Vahan remembers how they were building a house for one family and all the other families were helping even though they knew that they wouldn’t get a house for themselves. The organization ended up building 12 homes for Nicaraguans. “When you go there you think that you are going to give something, but you end up gaining so much more than you give,” he exclaimed. Vahan came back with a new appreciation and new understanding of what is important.

He shares his impressions from his last trip to Africa where he spent time with one of the tribes there and saw how connected the members of the tribe are and how they are taking care of each other. “The word for the tribe meant family. So, they looked at their tribe as a family,” he says. Yepremyan Law Firm is sponsoring over dozen children from these countries.

“But it’s always different when you play soccer with them,” Vahan says as he smiles. He thinks that it’s more important to spend time with people in the Third World countries, not to feel sorry for them, but to understand them and treat them the way they are.

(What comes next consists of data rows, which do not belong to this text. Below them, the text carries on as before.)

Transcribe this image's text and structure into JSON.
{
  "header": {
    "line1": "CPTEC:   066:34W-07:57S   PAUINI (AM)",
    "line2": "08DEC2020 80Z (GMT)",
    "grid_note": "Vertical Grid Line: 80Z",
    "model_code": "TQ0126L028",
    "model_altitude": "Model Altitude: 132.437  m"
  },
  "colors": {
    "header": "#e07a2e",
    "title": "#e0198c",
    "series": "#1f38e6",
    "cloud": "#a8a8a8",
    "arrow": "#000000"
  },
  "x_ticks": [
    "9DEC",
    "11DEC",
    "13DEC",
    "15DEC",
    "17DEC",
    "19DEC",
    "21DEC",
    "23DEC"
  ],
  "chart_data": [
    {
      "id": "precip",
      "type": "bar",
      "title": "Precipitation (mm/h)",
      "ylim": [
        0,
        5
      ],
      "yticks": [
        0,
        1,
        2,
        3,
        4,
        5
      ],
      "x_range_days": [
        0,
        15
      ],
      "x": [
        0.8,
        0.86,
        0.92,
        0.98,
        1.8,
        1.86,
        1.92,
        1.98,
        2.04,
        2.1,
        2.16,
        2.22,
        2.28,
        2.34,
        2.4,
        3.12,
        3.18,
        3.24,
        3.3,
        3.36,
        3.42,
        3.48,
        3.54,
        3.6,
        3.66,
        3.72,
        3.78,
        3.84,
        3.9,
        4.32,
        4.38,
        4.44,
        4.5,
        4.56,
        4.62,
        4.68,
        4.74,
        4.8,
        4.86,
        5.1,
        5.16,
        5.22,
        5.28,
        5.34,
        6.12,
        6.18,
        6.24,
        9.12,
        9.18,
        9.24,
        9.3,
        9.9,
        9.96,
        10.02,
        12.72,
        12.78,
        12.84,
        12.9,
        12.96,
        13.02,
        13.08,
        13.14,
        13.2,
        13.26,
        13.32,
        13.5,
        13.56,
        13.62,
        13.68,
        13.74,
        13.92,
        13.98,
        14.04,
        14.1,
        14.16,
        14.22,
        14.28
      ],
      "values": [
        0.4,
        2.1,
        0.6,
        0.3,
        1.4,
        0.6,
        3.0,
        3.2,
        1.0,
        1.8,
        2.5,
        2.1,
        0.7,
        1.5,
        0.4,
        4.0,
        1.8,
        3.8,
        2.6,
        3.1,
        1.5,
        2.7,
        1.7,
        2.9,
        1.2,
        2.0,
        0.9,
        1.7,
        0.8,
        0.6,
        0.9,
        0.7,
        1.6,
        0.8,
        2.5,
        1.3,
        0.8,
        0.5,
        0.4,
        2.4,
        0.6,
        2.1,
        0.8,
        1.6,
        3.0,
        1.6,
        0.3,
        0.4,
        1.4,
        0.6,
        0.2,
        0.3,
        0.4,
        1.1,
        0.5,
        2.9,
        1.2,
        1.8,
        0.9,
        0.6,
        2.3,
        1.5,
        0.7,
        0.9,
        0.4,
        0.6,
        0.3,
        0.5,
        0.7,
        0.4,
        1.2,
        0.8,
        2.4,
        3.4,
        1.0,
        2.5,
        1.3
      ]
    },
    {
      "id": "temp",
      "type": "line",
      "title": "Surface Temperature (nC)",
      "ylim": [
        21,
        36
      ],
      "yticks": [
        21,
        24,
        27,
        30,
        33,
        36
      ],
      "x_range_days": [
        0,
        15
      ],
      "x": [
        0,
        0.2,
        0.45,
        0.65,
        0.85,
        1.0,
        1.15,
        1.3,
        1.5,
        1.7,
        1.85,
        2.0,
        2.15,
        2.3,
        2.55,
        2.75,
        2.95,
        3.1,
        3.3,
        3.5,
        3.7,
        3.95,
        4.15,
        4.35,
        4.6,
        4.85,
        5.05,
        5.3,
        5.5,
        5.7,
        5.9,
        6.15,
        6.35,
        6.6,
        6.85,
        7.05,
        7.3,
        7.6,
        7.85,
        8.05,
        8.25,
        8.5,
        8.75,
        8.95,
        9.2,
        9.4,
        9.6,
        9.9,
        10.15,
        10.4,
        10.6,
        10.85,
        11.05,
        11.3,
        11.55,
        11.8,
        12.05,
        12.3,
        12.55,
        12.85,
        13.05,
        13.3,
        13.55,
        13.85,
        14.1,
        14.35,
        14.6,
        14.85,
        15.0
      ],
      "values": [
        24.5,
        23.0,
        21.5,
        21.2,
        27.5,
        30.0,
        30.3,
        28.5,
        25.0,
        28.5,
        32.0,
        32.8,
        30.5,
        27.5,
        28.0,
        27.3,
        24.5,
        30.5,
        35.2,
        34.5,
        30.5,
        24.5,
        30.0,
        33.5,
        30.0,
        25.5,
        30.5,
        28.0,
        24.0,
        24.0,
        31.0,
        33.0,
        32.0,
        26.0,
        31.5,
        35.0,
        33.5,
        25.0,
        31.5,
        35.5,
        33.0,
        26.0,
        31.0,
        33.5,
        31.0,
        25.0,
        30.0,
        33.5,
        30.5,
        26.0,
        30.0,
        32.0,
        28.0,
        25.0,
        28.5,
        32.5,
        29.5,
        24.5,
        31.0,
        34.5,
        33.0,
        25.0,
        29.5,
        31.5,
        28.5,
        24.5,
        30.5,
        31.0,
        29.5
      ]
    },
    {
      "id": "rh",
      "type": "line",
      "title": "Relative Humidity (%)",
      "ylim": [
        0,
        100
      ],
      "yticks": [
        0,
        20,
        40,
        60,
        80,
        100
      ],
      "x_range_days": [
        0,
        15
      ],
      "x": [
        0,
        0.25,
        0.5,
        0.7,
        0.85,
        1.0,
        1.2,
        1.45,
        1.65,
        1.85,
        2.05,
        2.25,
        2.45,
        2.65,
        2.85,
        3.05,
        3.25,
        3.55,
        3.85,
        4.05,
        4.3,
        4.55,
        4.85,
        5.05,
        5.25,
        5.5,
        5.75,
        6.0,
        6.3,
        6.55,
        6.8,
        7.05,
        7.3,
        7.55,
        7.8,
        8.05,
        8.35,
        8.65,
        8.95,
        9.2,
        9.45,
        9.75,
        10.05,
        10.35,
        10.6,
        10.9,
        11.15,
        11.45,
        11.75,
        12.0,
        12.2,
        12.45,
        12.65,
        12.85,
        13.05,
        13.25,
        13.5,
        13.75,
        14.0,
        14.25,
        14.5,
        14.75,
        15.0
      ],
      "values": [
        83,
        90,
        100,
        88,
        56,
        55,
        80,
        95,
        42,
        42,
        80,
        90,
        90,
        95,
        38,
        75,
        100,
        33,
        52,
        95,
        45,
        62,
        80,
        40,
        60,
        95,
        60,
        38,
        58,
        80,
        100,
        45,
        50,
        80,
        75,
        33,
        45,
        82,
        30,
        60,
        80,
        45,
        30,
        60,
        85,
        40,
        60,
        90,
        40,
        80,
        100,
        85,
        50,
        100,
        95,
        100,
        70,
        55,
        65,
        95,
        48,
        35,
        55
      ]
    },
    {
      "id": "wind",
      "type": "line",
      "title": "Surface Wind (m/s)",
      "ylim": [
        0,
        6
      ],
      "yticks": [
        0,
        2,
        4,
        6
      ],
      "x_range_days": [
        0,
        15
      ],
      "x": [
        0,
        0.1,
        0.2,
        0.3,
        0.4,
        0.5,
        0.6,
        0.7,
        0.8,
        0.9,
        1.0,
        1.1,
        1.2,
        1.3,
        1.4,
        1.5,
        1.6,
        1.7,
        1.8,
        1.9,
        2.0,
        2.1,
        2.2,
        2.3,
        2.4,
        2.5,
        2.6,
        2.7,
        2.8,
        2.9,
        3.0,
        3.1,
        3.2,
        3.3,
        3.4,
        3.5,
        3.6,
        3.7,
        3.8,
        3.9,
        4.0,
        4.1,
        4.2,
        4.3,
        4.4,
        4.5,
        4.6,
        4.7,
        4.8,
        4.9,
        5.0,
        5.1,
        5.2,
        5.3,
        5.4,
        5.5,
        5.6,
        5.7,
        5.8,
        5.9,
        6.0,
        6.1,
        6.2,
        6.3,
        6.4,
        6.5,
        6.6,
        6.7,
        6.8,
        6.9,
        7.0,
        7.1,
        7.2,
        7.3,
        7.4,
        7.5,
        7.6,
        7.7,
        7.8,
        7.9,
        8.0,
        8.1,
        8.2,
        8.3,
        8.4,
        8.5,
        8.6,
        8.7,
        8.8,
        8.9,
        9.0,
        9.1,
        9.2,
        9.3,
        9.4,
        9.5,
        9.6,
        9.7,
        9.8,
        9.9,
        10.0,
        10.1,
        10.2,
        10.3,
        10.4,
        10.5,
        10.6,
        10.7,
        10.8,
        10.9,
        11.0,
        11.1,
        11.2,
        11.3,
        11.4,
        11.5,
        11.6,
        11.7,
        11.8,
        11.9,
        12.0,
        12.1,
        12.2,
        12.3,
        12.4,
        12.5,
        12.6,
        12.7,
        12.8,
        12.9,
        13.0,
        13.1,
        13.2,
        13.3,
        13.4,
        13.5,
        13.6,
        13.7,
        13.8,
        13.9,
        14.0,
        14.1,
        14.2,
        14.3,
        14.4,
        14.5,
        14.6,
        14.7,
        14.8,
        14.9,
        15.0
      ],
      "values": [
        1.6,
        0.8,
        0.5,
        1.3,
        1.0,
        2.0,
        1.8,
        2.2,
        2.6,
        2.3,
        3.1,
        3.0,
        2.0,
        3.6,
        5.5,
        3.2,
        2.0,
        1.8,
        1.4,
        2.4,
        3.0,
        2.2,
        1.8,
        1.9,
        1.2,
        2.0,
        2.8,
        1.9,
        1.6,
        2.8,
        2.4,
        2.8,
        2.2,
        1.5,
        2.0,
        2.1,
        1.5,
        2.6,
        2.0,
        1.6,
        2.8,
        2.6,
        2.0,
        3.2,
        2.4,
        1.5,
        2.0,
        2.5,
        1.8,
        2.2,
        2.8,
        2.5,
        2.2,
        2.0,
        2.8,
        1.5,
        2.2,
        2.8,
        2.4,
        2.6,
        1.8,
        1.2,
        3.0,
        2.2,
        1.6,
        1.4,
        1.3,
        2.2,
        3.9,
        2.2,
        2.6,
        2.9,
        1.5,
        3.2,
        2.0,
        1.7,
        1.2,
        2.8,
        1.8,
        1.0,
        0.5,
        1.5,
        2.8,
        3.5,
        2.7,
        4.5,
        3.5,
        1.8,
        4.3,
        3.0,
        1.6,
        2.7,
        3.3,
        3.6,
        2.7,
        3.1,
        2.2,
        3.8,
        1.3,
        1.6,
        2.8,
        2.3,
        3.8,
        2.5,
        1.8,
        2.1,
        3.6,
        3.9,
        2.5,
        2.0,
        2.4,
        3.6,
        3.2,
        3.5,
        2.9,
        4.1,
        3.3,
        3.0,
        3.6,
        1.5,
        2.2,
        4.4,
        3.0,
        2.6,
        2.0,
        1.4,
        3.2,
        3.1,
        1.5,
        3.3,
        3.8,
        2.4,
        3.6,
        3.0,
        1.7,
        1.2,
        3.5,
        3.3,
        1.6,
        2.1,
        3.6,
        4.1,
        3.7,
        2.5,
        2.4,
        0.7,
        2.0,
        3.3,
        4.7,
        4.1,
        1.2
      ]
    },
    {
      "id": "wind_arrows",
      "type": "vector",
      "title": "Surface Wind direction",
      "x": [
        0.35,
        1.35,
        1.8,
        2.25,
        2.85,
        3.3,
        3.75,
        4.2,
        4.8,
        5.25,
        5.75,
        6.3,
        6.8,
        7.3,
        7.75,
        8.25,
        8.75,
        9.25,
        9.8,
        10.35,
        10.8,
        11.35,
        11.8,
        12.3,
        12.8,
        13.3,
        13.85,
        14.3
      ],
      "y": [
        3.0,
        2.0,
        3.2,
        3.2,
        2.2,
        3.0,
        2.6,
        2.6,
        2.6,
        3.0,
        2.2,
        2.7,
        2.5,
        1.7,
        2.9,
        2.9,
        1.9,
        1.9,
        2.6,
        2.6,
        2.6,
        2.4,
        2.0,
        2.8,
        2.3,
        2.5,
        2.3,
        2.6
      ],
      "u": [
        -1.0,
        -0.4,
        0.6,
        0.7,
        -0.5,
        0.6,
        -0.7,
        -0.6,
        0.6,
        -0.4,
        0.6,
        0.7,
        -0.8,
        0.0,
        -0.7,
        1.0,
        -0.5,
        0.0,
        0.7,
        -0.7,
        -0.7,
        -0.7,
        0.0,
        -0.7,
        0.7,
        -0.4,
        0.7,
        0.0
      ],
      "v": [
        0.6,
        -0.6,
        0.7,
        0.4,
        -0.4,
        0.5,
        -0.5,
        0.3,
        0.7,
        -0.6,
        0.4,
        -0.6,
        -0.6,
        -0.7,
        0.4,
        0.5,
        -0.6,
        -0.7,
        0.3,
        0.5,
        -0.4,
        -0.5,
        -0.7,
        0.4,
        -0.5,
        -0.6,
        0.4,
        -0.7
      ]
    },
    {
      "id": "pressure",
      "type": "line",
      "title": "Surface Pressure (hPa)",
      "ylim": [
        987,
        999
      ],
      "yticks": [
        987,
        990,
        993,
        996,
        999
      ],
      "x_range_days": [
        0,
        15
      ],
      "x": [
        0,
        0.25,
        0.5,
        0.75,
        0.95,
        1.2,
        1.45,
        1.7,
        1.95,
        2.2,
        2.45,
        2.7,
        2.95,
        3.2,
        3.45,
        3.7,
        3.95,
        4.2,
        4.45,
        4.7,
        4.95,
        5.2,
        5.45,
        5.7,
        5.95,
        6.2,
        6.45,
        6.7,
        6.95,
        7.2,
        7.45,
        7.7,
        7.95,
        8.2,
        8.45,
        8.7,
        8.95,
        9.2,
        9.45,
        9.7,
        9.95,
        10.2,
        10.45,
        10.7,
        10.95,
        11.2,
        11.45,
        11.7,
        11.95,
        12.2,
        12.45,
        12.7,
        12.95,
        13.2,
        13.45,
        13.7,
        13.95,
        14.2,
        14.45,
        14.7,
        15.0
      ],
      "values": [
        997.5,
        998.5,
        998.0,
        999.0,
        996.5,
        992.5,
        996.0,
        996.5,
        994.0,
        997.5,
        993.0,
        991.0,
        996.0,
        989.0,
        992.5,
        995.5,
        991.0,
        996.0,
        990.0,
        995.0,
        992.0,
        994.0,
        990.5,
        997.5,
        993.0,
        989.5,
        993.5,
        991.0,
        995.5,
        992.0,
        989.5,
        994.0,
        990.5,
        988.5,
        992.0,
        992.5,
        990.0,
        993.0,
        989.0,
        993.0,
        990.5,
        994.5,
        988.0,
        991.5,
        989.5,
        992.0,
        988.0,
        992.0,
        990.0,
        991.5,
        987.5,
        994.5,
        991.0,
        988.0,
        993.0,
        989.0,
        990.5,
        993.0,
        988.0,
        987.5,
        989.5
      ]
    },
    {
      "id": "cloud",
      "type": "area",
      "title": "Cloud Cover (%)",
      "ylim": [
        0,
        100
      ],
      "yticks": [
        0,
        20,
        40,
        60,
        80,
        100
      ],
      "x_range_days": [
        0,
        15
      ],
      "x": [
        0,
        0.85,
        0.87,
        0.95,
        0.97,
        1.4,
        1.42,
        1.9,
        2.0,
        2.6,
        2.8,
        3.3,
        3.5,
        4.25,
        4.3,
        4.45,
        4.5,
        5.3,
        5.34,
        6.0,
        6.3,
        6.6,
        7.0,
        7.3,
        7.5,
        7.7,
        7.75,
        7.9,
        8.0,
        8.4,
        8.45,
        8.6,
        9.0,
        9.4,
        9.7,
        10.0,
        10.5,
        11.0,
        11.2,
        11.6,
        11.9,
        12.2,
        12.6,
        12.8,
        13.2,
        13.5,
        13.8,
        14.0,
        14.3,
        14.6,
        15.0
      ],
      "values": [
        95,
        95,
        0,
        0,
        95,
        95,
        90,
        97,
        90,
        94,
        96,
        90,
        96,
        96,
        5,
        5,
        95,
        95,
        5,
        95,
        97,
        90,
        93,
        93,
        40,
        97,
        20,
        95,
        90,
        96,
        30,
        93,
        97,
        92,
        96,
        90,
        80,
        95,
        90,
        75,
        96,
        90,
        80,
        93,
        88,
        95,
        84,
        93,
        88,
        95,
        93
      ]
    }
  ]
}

Vahan is involved in different organizations that are helping children in Armenian orphanages and other institutions. He shared that he is planning to do more now, when the homeland is recovering from a devastating war.

Climbing Mt. Kilimanjaro

In his search for self-awareness, to find his real limits and challenge himself to new heights, Vahan uses travel. Two years ago, he climbed the mountain Kilimanjaro in Tanzania, Africa. The experience ended up turning into a book with the title One More Step that he is working on now. “It was an interesting journey and I’ve learned so many life lessons in the process. It was transformational for me. ‘One more step’ was actually something that I was telling myself while I was climbing. As you’re climbing the fifth day and you’re getting closer to the top, you have less oxygen to breath, your hearth is beating, your nose is bleeding and it’s extremely cold. The last five hours are in the dark; you can’t see anything in front of your shoes and you want to quit. But I was thinking if before I quit can I do one more step and then one other step…. All of a sudden you see that you are halfway through and you see the sun coming out. We are all climbing our own mountain in life. It wasn’t about Kilimanjaro. It was about my own mountain inside me,” he explains.

Climbing Mt. Kilimanjaro

On this journey Vahan was wearing a t-shirt of another organization that he is supporting, Feed A Billion. Taking it to the top of the mountain and bringing awareness to the cause that way was one of the goals that kept him taking that one more step towards the “the mission that is bigger than you.”